What Are Repo And Reverse Repo Rates?

30 August 2022
2 mins read
Repo rates are often used by RBI to control inflation or infuse money into the economy. This blog explains repo and reverse repo rates and their impact on the economy.
What Are Repo And Reverse Repo Rates?

Let us see what repo and reverse repo rates are and how they affect the economy.

Banks charge interest rates on loans and pay interest on deposits. These interest rates are influenced by the rate at which funds change hands between the central bank, i.e., the Reserve Bank of India (RBI) and banks. The rates at which RBI and banks exchange funds are a part of monetary policy and are called repo and reverse repo rates.

As you deposit and borrow money from commercial banks, commercial banks borrow and deposit cash with RBI. The interest rates charged or paid to the commercial banks on borrowing and lending are repo and reverse repo rates. Repo stands for Repurchase Option and is an agreement between RBI and other banks.

The rate at which RBI lends money to commercial banks against government securities is called the Repo rate.

The reverse repo rate is when RBI borrows from the banks, i.e., the interest the RBI pays to the banks when they park their excess money with RBI.

reverse repo rate

How do these rates affect the economy?

Depending on the repo and reverse repo rates, the banks determine the interest rates on deposits and loans, which in turn influences economic activities. Let’s see how this works.

When the repo rates are low, banks get funds from RBI at lower rates. This enables banks to bring down interest rates making loans affordable. The lower interest rates also do not attract savings.

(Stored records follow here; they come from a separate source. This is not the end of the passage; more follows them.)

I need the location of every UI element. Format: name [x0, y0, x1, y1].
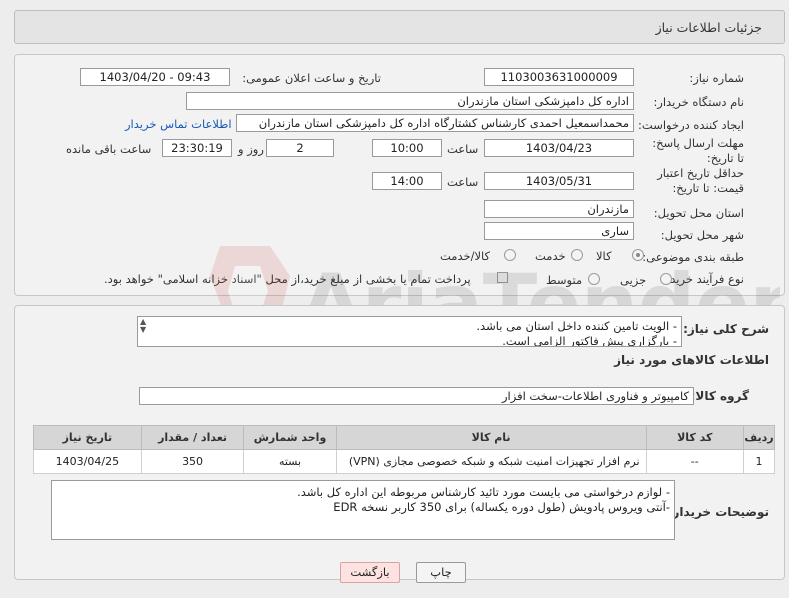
- process-option-medium: متوسط: [546, 273, 583, 287]
- category-option-goods: کالا: [596, 249, 612, 263]
- buyer-org-field: اداره کل دامپزشکی استان مازندران: [186, 92, 634, 110]
- reply-time-label: ساعت: [447, 142, 479, 156]
- buyer-org-label: نام دستگاه خریدار:: [653, 95, 744, 109]
- reply-date-field: 1403/04/23: [484, 139, 634, 157]
- col-goods-code: کد کالا: [645, 425, 745, 450]
- announce-field: 1403/04/20 - 09:43: [80, 68, 230, 86]
- category-radio-goods[interactable]: [632, 249, 644, 261]
- need-number-field: 1103003631000009: [484, 68, 634, 86]
- goods-group-label: گروه کالا:: [690, 389, 749, 403]
- col-quantity: تعداد / مقدار: [140, 425, 245, 450]
- buyer-notes-label: توضیحات خریدار:: [667, 505, 769, 519]
- process-option-minor: جزیی: [620, 273, 647, 287]
- remaining-time-field: 23:30:19: [162, 139, 232, 157]
- city-label: شهر محل تحویل:: [660, 228, 744, 242]
- province-label: استان محل تحویل:: [653, 206, 744, 220]
- buyer-notes-line: - لوازم درخواستی می بایست مورد تائید کار…: [297, 485, 670, 499]
- days-label: روز و: [238, 142, 264, 156]
- buyer-notes-line: -آنتی ویروس پادویش (طول دوره یکساله) برا…: [333, 500, 670, 514]
- description-label: شرح کلی نیاز:: [683, 322, 769, 336]
- back-button[interactable]: بازگشت: [340, 562, 400, 583]
- creator-field: محمداسمعیل احمدی کارشناس کشتارگاه اداره …: [236, 114, 634, 132]
- description-line: - الویت تامین کننده داخل استان می باشد.: [476, 319, 677, 333]
- col-row-number: ردیف: [743, 425, 775, 450]
- process-radio-minor[interactable]: [660, 273, 672, 285]
- category-option-goods-service: کالا/خدمت: [440, 249, 491, 263]
- page-header: جزئیات اطلاعات نیاز: [14, 10, 785, 44]
- province-field: مازندران: [484, 200, 634, 218]
- cell-goods-name: نرم افزار تجهیزات امنیت شبکه و شبکه خصوص…: [335, 449, 647, 474]
- reply-deadline-label: مهلت ارسال پاسخ: تا تاریخ:: [652, 136, 744, 165]
- process-radio-medium[interactable]: [588, 273, 600, 285]
- description-textarea[interactable]: - الویت تامین کننده داخل استان می باشد. …: [137, 316, 682, 347]
- goods-section-title: اطلاعات کالاهای مورد نیاز: [614, 353, 769, 367]
- validity-time-field: 14:00: [372, 172, 442, 190]
- remaining-label: ساعت باقی مانده: [66, 142, 152, 156]
- description-line: - بارگزاری پیش فاکتور الزامی است.: [502, 334, 677, 347]
- treasury-checkbox[interactable]: [497, 272, 508, 283]
- creator-label: ایجاد کننده درخواست:: [638, 118, 744, 132]
- col-need-date: تاریخ نیاز: [33, 425, 142, 450]
- cell-quantity: 350: [140, 449, 245, 474]
- print-button[interactable]: چاپ: [416, 562, 466, 583]
- reply-time-field: 10:00: [372, 139, 442, 157]
- cell-unit: بسته: [243, 449, 337, 474]
- goods-group-field: کامپیوتر و فناوری اطلاعات-سخت افزار: [139, 387, 694, 405]
- category-radio-service[interactable]: [571, 249, 583, 261]
- col-goods-name: نام کالا: [335, 425, 647, 450]
- category-label: طبقه بندی موضوعی:: [642, 250, 744, 264]
- cell-need-date: 1403/04/25: [33, 449, 142, 474]
- process-label: نوع فرآیند خرید :: [662, 272, 744, 286]
- scroll-arrows-icon[interactable]: ▲ ▼: [140, 318, 146, 334]
- cell-goods-code: --: [645, 449, 745, 474]
- treasury-note: پرداخت تمام یا بخشی از مبلغ خرید،از محل …: [104, 272, 471, 286]
- validity-date-field: 1403/05/31: [484, 172, 634, 190]
- cell-row-number: 1: [743, 449, 775, 474]
- page-title: جزئیات اطلاعات نیاز: [655, 20, 762, 35]
- announce-label: تاریخ و ساعت اعلان عمومی:: [242, 71, 381, 85]
- city-field: ساری: [484, 222, 634, 240]
- days-field: 2: [266, 139, 334, 157]
- buyer-notes-textarea[interactable]: - لوازم درخواستی می بایست مورد تائید کار…: [51, 480, 675, 540]
- category-option-service: خدمت: [535, 249, 566, 263]
- goods-table: ردیف کد کالا نام کالا واحد شمارش تعداد /…: [33, 425, 775, 474]
- table-row[interactable]: 1 -- نرم افزار تجهیزات امنیت شبکه و شبکه…: [33, 449, 775, 474]
- table-header-row: ردیف کد کالا نام کالا واحد شمارش تعداد /…: [33, 425, 775, 450]
- category-radio-goods-service[interactable]: [504, 249, 516, 261]
- validity-label: حداقل تاریخ اعتبار قیمت: تا تاریخ:: [657, 166, 744, 195]
- col-unit: واحد شمارش: [243, 425, 337, 450]
- need-number-label: شماره نیاز:: [689, 71, 744, 85]
- validity-time-label: ساعت: [447, 175, 479, 189]
- buyer-contact-link[interactable]: اطلاعات تماس خریدار: [125, 117, 232, 131]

Thus, money is infused into the economy, increasing economic activities. Therefore, RBI reduces the repo rates whenever it wants to encourage economic activity. 

On the other hand, reverse repo rates are used when there is high inflation due to excess liquidity in the economy. During those times, RBI increases the reverse repo rate to attract banks to deposit funds with RBI to earn higher interest. Decreased funds prevent banks from extending loans to consumers. Hence, reverse repo rates are increased to pull back excess money from the market/system.

Repo and reverse repo rates are essential constituents of monetary policy. They are also referred to as benchmark interest rates as the change in these rates influences the nation’s economy.

Disclaimer: This blog is exclusively for educational purposes.